CA VERSAILLES (3e ch.), 12 décembre 2013 : RG n° 11/06463 

Publication : Jurica

 

Extraits : 1/ « En application des dispositions de l’article L. 121-21 du Code de la consommation est soumis aux dispositions relatives au démarchage quiconque pratique le démarchage au domicile d'une personne physique, à sa résidence ou à son lieu de travail, même à sa demande, afin de lui proposer notamment l'achat ou la vente de biens immobiliers. »

2/ « Les premiers juges ont considéré que Monsieur X. ne rapportait pas la preuve qu'il pouvait renoncer à ce mandat dans la mesure où il avait été signé à son domicile dans le cadre d'un démarchage et se sont fondés sur l'attestation de Monsieur A., salarié de l'agence immobilière en cause, alors qu'elle émane d'un salarié de celle-ci et qui plus est signataire du mandat en cause. Cette attestation ne présente donc pas un caractère suffisamment probant pour considérer comme acquis le fait que le mandat a été signé dans les locaux de l'agence immobilière

S'agissant de déterminer les conditions dans lesquelles le mandat a été signé le 13 mars 2009, il convient de relever : que la seule mention sur le mandat litigieux, en caractères pré-imprimés très difficilement lisibles compte tenu de la taille de la police, qu'il a été « fait dans les locaux du mandataire », mention dont la SARL CENTER IMMOBILIER ne se prévaut même pas, ne suffit pas pour considérer comme acquis que ce contrat a été signé à l'agence, […] ; Au regard de l'ensemble de ces éléments, il est démontré que le mandat de vente a bien été signé dans le cadre d'un démarchage à domicile. »

 

RÉPUBLIQUE FRANÇAISE

AU NOM DU PEUPLE FRANÇAIS

 

COUR D’APPEL DE VERSAILLES

TROISIÈME CHAMBRE

ARRÊT DU 12 DÉCEMBRE 2013

 

ÉLÉMENTS D’IDENTIFICATION DE LA DÉCISION       (N.B. : mention ne figurant pas sur l’original)
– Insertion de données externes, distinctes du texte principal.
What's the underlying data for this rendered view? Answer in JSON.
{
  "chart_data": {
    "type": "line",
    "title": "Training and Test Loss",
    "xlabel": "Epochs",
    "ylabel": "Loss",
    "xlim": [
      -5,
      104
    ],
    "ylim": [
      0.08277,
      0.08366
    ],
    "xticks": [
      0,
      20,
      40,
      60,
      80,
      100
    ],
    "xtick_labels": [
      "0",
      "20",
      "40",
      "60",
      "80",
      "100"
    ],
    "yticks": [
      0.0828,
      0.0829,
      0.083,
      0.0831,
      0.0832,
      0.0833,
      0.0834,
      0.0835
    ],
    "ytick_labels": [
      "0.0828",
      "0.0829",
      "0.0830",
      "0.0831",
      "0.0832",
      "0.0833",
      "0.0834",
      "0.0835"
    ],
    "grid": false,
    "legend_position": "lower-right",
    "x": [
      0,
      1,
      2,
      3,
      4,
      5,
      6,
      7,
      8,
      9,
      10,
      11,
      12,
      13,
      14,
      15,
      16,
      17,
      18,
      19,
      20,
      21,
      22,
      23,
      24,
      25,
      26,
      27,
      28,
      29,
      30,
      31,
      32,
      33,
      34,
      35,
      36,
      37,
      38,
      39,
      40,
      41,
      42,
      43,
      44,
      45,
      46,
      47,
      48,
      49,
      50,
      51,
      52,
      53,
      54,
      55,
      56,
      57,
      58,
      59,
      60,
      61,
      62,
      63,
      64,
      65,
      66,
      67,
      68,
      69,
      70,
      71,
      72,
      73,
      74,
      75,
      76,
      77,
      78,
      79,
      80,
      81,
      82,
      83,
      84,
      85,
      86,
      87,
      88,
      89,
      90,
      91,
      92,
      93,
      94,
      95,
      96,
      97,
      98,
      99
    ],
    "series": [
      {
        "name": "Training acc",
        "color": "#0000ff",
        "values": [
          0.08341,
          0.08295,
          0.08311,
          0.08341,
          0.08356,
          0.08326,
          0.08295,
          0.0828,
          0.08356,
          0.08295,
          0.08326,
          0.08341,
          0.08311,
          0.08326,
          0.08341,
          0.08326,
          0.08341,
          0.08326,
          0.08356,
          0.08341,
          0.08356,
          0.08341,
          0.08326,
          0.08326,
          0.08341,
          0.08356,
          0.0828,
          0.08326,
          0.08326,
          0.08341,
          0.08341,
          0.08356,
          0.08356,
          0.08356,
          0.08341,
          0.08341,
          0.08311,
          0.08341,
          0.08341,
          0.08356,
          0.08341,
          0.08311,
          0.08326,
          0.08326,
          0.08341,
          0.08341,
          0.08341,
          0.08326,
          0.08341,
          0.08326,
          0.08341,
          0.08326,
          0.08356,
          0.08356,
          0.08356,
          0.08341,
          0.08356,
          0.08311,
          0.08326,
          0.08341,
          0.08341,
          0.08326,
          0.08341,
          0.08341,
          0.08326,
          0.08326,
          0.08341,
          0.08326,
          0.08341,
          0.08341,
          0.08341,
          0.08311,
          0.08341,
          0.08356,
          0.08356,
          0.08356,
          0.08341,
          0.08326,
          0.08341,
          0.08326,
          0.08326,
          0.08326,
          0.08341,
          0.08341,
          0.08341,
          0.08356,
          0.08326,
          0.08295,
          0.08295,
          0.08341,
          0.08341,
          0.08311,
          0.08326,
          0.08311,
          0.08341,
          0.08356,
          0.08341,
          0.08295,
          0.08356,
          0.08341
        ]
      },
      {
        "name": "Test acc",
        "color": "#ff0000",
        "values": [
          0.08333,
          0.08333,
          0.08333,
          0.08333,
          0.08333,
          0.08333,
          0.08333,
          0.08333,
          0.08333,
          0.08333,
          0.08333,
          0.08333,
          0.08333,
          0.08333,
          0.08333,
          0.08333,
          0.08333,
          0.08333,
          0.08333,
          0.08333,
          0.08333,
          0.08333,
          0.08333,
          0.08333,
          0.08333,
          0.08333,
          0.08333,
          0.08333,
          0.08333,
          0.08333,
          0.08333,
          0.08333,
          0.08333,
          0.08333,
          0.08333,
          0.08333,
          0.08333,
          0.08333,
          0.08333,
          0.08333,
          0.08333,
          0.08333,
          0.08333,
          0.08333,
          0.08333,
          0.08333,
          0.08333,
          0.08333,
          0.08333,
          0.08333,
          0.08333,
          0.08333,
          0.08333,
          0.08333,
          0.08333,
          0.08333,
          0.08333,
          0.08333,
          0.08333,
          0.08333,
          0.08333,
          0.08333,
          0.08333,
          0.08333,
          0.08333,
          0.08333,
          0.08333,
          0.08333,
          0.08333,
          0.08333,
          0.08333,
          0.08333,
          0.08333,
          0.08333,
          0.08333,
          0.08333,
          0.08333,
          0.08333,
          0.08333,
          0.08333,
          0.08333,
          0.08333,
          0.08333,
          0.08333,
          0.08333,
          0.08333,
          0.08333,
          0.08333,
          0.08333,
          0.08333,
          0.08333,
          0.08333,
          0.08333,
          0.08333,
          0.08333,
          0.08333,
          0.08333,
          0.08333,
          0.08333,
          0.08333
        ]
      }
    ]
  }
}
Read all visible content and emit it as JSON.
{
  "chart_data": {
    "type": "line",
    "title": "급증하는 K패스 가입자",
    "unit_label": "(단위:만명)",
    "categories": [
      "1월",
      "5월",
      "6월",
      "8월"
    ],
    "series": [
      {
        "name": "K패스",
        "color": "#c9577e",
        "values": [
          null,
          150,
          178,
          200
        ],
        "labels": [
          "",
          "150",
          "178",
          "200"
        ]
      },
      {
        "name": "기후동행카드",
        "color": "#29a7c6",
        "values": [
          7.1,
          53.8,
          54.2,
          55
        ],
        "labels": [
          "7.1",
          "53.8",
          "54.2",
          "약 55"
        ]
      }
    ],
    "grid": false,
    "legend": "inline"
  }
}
R.G. n° 11/06463. Code nac : 57A. CONTRADICTOIRE. Décision déférée à la cour : Jugement rendu le 8 juillet 2011 par le Tribunal de Grande Instance de PONTOISE (2e ch.) : RG n° 09/09082.

LE DOUZE DECEMBRE DEUX MILLE TREIZE, La cour d'appel de VERSAILLES, a rendu l'arrêt suivant dans l'affaire entre :

 

APPELANT :

Monsieur X.

le [date] à [ville], Représentant : Maître Franck LAFON, Postulant, avocat au barreau de VERSAILLES, vestiaire : 618 - N° du dossier 20111208, Représentant : Me Latifa BENAHJI de la SCP GAYRAUD/BENAHJI/DANIELOU, Plaidant, avocat au barreau du VAL D'OISE, vestiaire : 51 substituant Maître Christian GAYRAUD de la SCP GAYRAUD/BENAHJI/DANIELOU, avocat au barreau du VAL D'OISE, vestiaire : 51

 

INTIMÉE :

ARL CENTER IMMOBILIER

prise en la personne de ses représentants légaux domiciliés en cette qualité audit siège, Représentant : Me Christophe DEBRAY de la SCP DEBRAY CHEMIN, Postulant, avocat au barreau de VERSAILLES - N° du dossier 11000705, Représentant : Maître Arnaud LEROY de la SCP PETIT MARCOT HOUILLON ET ASSOCIES, Plaidant, avocat au barreau du VAL D'OISE, vestiaire : 100 substituant Maître François PETIT de la SCP PETIT MARCOT HOUILLON ET ASSOCIES, avocat au barreau du VAL D'OISE, vestiaire : 100

 

Composition de la cour : En application des dispositions de l’article 786 du code de procédure civile, l'affaire a été débattue à l'audience publique du 28 octobre 2013, les avocats des parties ne s'y étant pas opposés, devant Madame Caroline DERNIAUX, Conseiller chargé du rapport.

Ce magistrat a rendu compte des plaidoiries dans le délibéré de la cour, composée de : Madame Marie-José VALANTIN, Président, Madame Annick DE MARTEL, Conseiller, Madame Caroline DERNIAUX, Conseiller,

Greffier, lors des débats : Madame Lise BESSON,

 

EXPOSÉ DU LITIGE                                                           (N.B. : mention ne figurant pas sur l’original)

FAITS ET PROCÉDURE :

Monsieur X. a confié le 13 mars 2009 à la SARL CENTER IMMOBILIER un mandat de vente sans exclusivité portant sur son pavillon situé à [ville G.].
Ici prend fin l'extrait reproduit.